Le musée est actuellement fermé pour d'importants travaux d'agrandissement et de rénovation.
Restitution partielle de ce que fut le jardin de l'abbaye Notre Dame avec reconstitution sur la terrasse , précédant les remparts d'un jardin aux simples parfums multiples.
Collection prestgieuse de faïences de Nevers. Collection de verres filés de Nevers .
Historique :
En 1845, Jean Desveaux maire de Nevers et peintre amateur, envisage d'initier ses administrés à la culture et propose la création d'un musée. Il commence donc à réunir quelques tableaux conservés tout d'abord dans les combles de l'hôtel de ville. Deux ans plus tard, un érudit local Jacques Gallois, conducteur de travaux de son état et collectionneur effréné offre à la ville, contre une somme modique et la charge de gérer lui-même les collections jusqu'à sa mort, l'ensemble des objets qu'il a récoltés patiemment pendant de longues années.
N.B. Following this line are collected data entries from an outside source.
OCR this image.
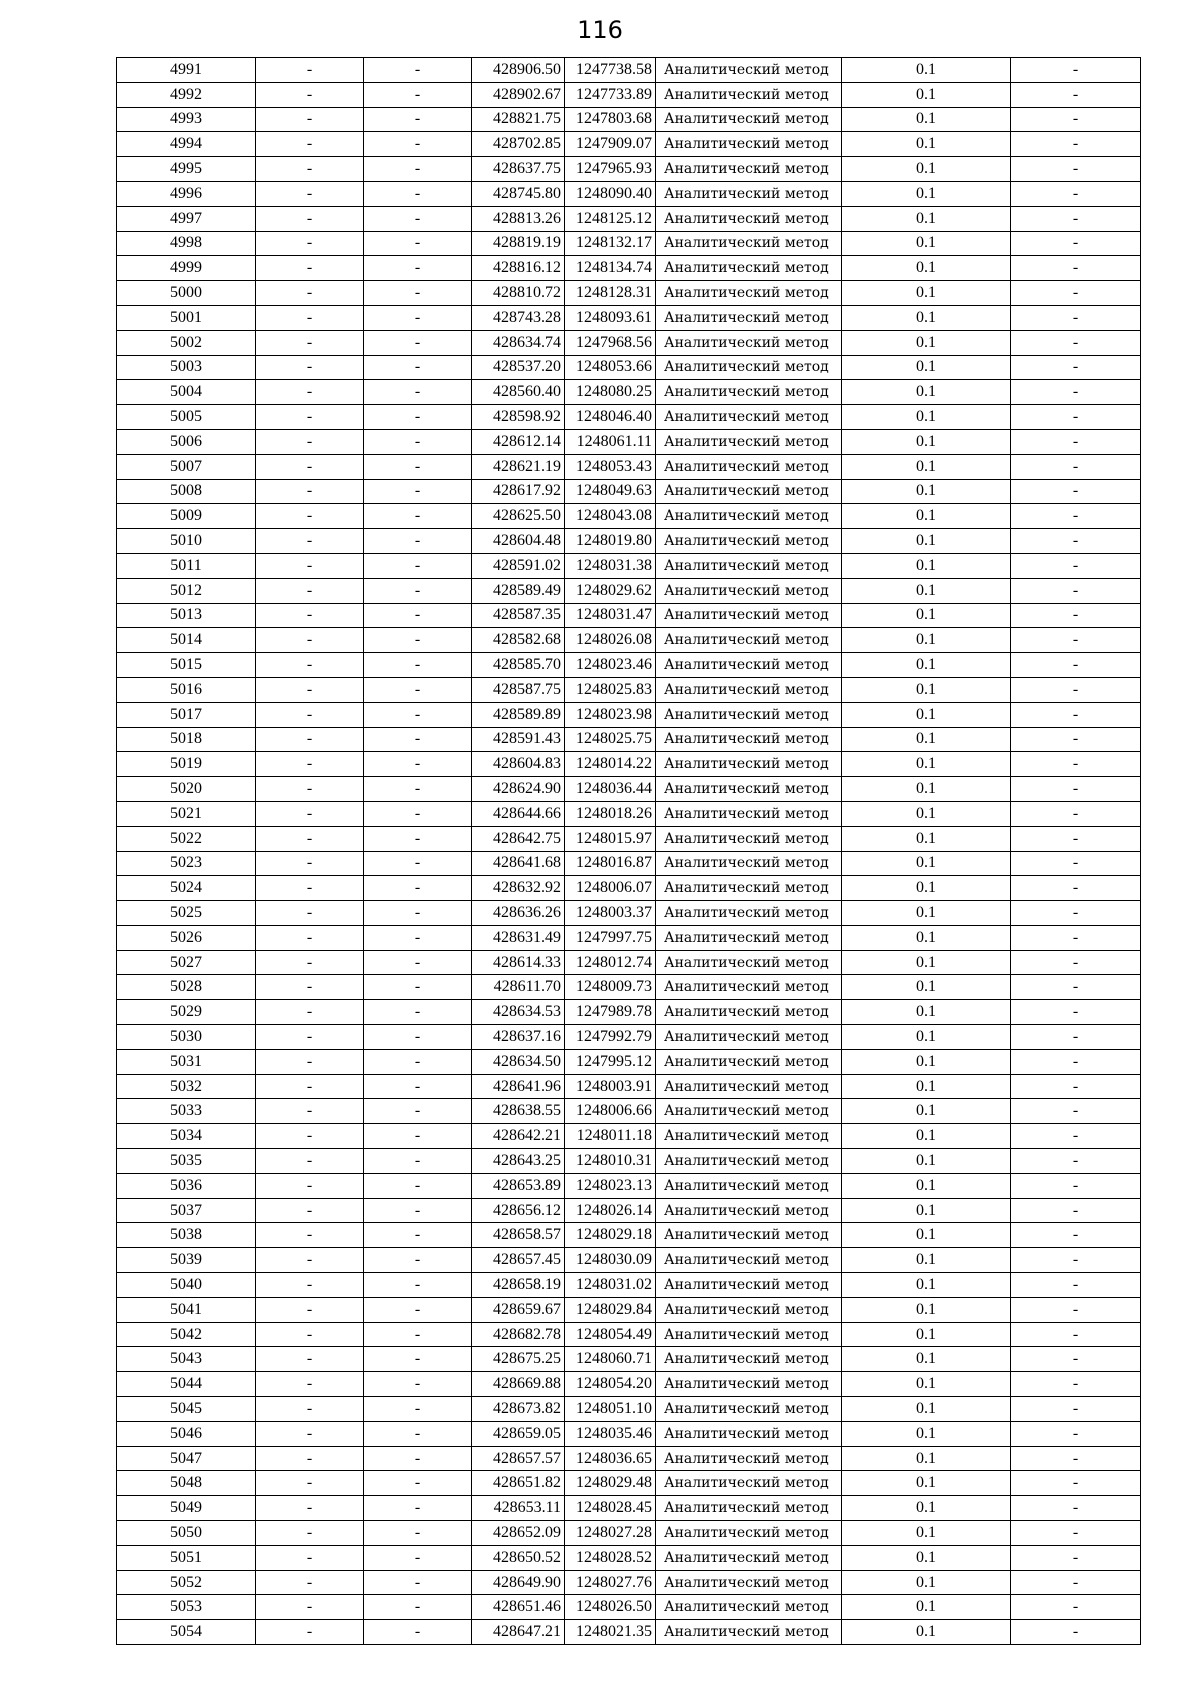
116
4991	-	-	428906.50	1247738.58	Аналитический метод	0.1	-
4992	-	-	428902.67	1247733.89	Аналитический метод	0.1	-
4993	-	-	428821.75	1247803.68	Аналитический метод	0.1	-
4994	-	-	428702.85	1247909.07	Аналитический метод	0.1	-
4995	-	-	428637.75	1247965.93	Аналитический метод	0.1	-
4996	-	-	428745.80	1248090.40	Аналитический метод	0.1	-
4997	-	-	428813.26	1248125.12	Аналитический метод	0.1	-
4998	-	-	428819.19	1248132.17	Аналитический метод	0.1	-
4999	-	-	428816.12	1248134.74	Аналитический метод	0.1	-
5000	-	-	428810.72	1248128.31	Аналитический метод	0.1	-
5001	-	-	428743.28	1248093.61	Аналитический метод	0.1	-
5002	-	-	428634.74	1247968.56	Аналитический метод	0.1	-
5003	-	-	428537.20	1248053.66	Аналитический метод	0.1	-
5004	-	-	428560.40	1248080.25	Аналитический метод	0.1	-
5005	-	-	428598.92	1248046.40	Аналитический метод	0.1	-
5006	-	-	428612.14	1248061.11	Аналитический метод	0.1	-
5007	-	-	428621.19	1248053.43	Аналитический метод	0.1	-
5008	-	-	428617.92	1248049.63	Аналитический метод	0.1	-
5009	-	-	428625.50	1248043.08	Аналитический метод	0.1	-
5010	-	-	428604.48	1248019.80	Аналитический метод	0.1	-
5011	-	-	428591.02	1248031.38	Аналитический метод	0.1	-
5012	-	-	428589.49	1248029.62	Аналитический метод	0.1	-
5013	-	-	428587.35	1248031.47	Аналитический метод	0.1	-
5014	-	-	428582.68	1248026.08	Аналитический метод	0.1	-
5015	-	-	428585.70	1248023.46	Аналитический метод	0.1	-
5016	-	-	428587.75	1248025.83	Аналитический метод	0.1	-
5017	-	-	428589.89	1248023.98	Аналитический метод	0.1	-
5018	-	-	428591.43	1248025.75	Аналитический метод	0.1	-
5019	-	-	428604.83	1248014.22	Аналитический метод	0.1	-
5020	-	-	428624.90	1248036.44	Аналитический метод	0.1	-
5021	-	-	428644.66	1248018.26	Аналитический метод	0.1	-
5022	-	-	428642.75	1248015.97	Аналитический метод	0.1	-
5023	-	-	428641.68	1248016.87	Аналитический метод	0.1	-
5024	-	-	428632.92	1248006.07	Аналитический метод	0.1	-
5025	-	-	428636.26	1248003.37	Аналитический метод	0.1	-
5026	-	-	428631.49	1247997.75	Аналитический метод	0.1	-
5027	-	-	428614.33	1248012.74	Аналитический метод	0.1	-
5028	-	-	428611.70	1248009.73	Аналитический метод	0.1	-
5029	-	-	428634.53	1247989.78	Аналитический метод	0.1	-
5030	-	-	428637.16	1247992.79	Аналитический метод	0.1	-
5031	-	-	428634.50	1247995.12	Аналитический метод	0.1	-
5032	-	-	428641.96	1248003.91	Аналитический метод	0.1	-
5033	-	-	428638.55	1248006.66	Аналитический метод	0.1	-
5034	-	-	428642.21	1248011.18	Аналитический метод	0.1	-
5035	-	-	428643.25	1248010.31	Аналитический метод	0.1	-
5036	-	-	428653.89	1248023.13	Аналитический метод	0.1	-
5037	-	-	428656.12	1248026.14	Аналитический метод	0.1	-
5038	-	-	428658.57	1248029.18	Аналитический метод	0.1	-
5039	-	-	428657.45	1248030.09	Аналитический метод	0.1	-
5040	-	-	428658.19	1248031.02	Аналитический метод	0.1	-
5041	-	-	428659.67	1248029.84	Аналитический метод	0.1	-
5042	-	-	428682.78	1248054.49	Аналитический метод	0.1	-
5043	-	-	428675.25	1248060.71	Аналитический метод	0.1	-
5044	-	-	428669.88	1248054.20	Аналитический метод	0.1	-
5045	-	-	428673.82	1248051.10	Аналитический метод	0.1	-
5046	-	-	428659.05	1248035.46	Аналитический метод	0.1	-
5047	-	-	428657.57	1248036.65	Аналитический метод	0.1	-
5048	-	-	428651.82	1248029.48	Аналитический метод	0.1	-
5049	-	-	428653.11	1248028.45	Аналитический метод	0.1	-
5050	-	-	428652.09	1248027.28	Аналитический метод	0.1	-
5051	-	-	428650.52	1248028.52	Аналитический метод	0.1	-
5052	-	-	428649.90	1248027.76	Аналитический метод	0.1	-
5053	-	-	428651.46	1248026.50	Аналитический метод	0.1	-
5054	-	-	428647.21	1248021.35	Аналитический метод	0.1	-
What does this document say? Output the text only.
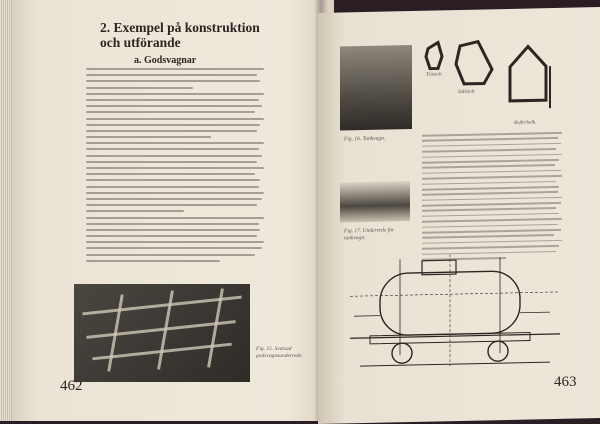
2. Exempel på konstruktion och utförande
a. Godsvagnar
Fig. 15. Svetsad godsvagnsunderrede.
462
Fig. 16. Tankvagn.
Trästolt.
Stålstolt.
Bofferbalk.
Fig. 17. Underrede för tankvagn.
463
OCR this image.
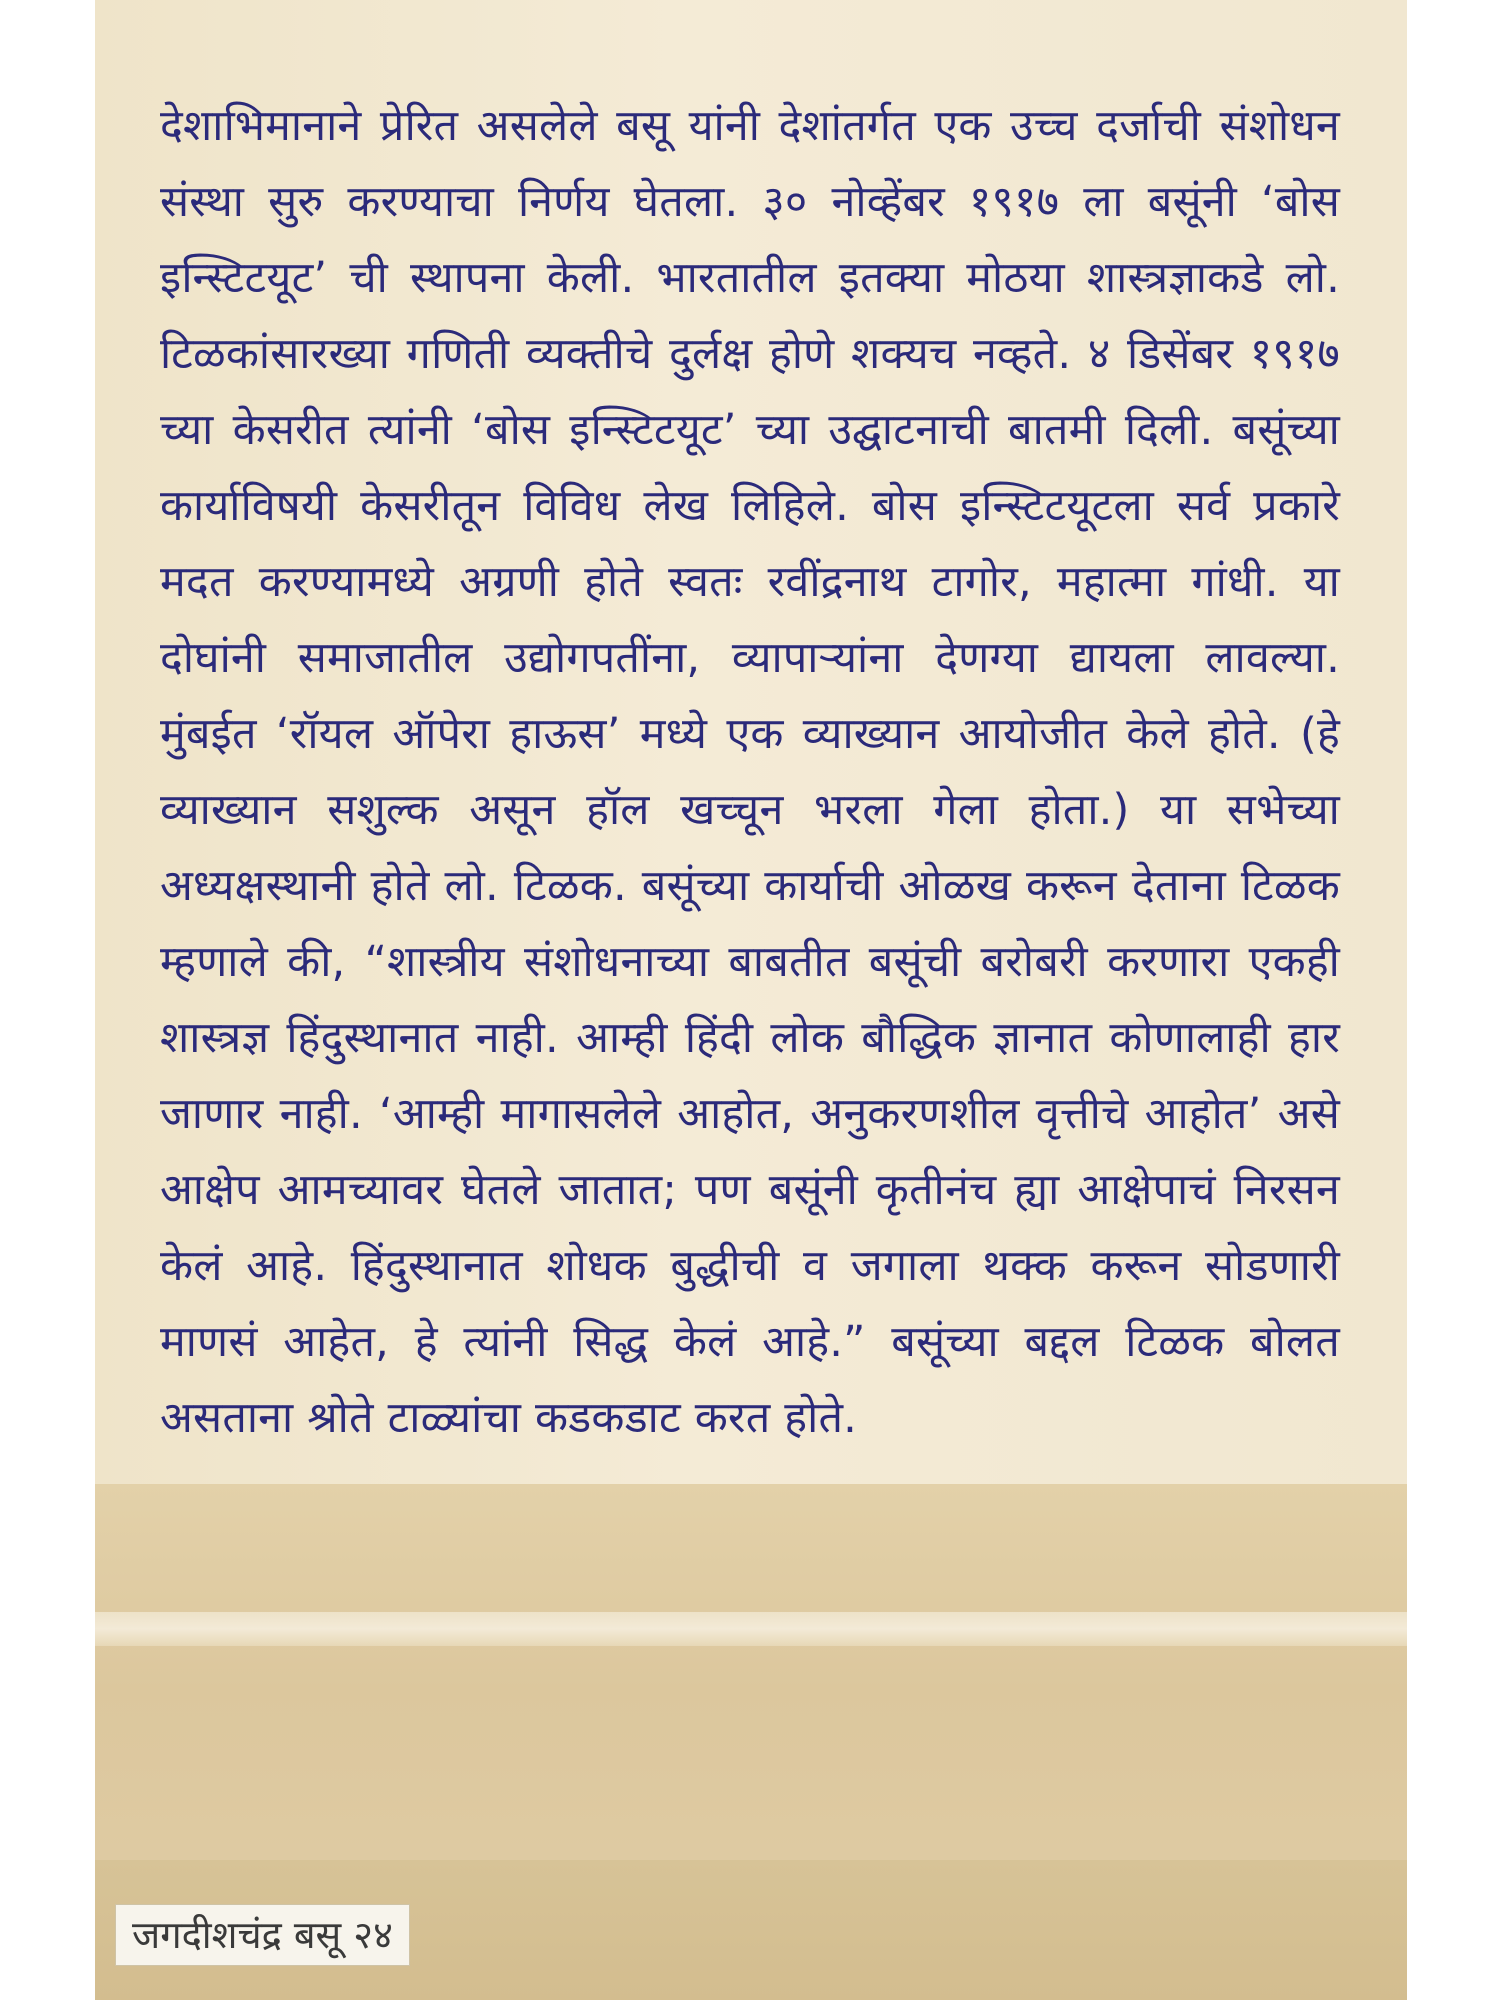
देशाभिमानाने प्रेरित असलेले बसू यांनी देशांतर्गत एक उच्च दर्जाची संशोधन संस्था सुरु करण्याचा निर्णय घेतला. ३० नोव्हेंबर १९१७ ला बसूंनी ‘बोस इन्स्टिटयूट’ ची स्थापना केली. भारतातील इतक्या मोठया शास्त्रज्ञाकडे लो. टिळकांसारख्या गणिती व्यक्तीचे दुर्लक्ष होणे शक्यच नव्हते. ४ डिसेंबर १९१७ च्या केसरीत त्यांनी ‘बोस इन्स्टिटयूट’ च्या उद्घाटनाची बातमी दिली. बसूंच्या कार्याविषयी केसरीतून विविध लेख लिहिले. बोस इन्स्टिटयूटला सर्व प्रकारे मदत करण्यामध्ये अग्रणी होते स्वतः रवींद्रनाथ टागोर, महात्मा गांधी. या दोघांनी समाजातील उद्योगपतींना, व्यापाऱ्यांना देणग्या द्यायला लावल्या. मुंबईत ‘रॉयल ऑपेरा हाऊस’ मध्ये एक व्याख्यान आयोजीत केले होते. (हे व्याख्यान सशुल्क असून हॉल खच्चून भरला गेला होता.) या सभेच्या अध्यक्षस्थानी होते लो. टिळक. बसूंच्या कार्याची ओळख करून देताना टिळक म्हणाले की, “शास्त्रीय संशोधनाच्या बाबतीत बसूंची बरोबरी करणारा एकही शास्त्रज्ञ हिंदुस्थानात नाही. आम्ही हिंदी लोक बौद्धिक ज्ञानात कोणालाही हार जाणार नाही. ‘आम्ही मागासलेले आहोत, अनुकरणशील वृत्तीचे आहोत’ असे आक्षेप आमच्यावर घेतले जातात; पण बसूंनी कृतीनंच ह्या आक्षेपाचं निरसन केलं आहे. हिंदुस्थानात शोधक बुद्धीची व जगाला थक्क करून सोडणारी माणसं आहेत, हे त्यांनी सिद्ध केलं आहे.” बसूंच्या बद्दल टिळक बोलत असताना श्रोते टाळ्यांचा कडकडाट करत होते.

जगदीशचंद्र बसू २४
On compte parmi ceux-ci quelques chefs d'œuvre du musée actuel : la Vierge à la Pomme, statue de faïence de 1 m de haut ; un ensemble de carreaux à fond jaune et ornés de femmes turques ; une plaque d'ivoire du Ve siècle, partie d'un polyptyque dispersé entre le Louvre et Berlin ; quelques très beaux émaux champlevés du Limousin.
Voilà ce qui constitua le noyau d'un musée qui s'accrut pendant tout le XIXe siècle, dirigé jusqu'au lendemain de la première guerre mondiale par des érudits volontaires et bénévoles. Un musée ou des musées, car jusqu'en 1905, les collections sont divisées par technique et chaque partie de ce patrimoine est sous la responsabilité d'un "spécialiste". Ainsi on trouve, le musée de la faïence, celui des beaux-arts, celui des antiquités et monnaies... Les dons affluaient et les différents combles dans lesquels ils trouvèrent refuge devinrent vite insuffisants. La loi de 1905 sur la séparation de l'Eglise et de l'Etat vint à point nommé en libérant le palais épiscopal de ses occupants. Frédéric Blandin, un riche notable décida de le racheter pour en faire don à la ville, dans le but d'y installer le musée. Celui-ci trouva alors un bâtiment à la mesure de ses collections : un superbe hôtel néoclassique de la fin du XVIIIe siècle, offrant de vastes salons éclairés par de grandes baies ouvrant sur une cour d'honneur d'un côté et un jardin de l'autre. Le déménagement et les travaux nécessaires à l'installation des œuvres d'art ne furent achevés qu'au lendemain du grand conflit mondial de 1914.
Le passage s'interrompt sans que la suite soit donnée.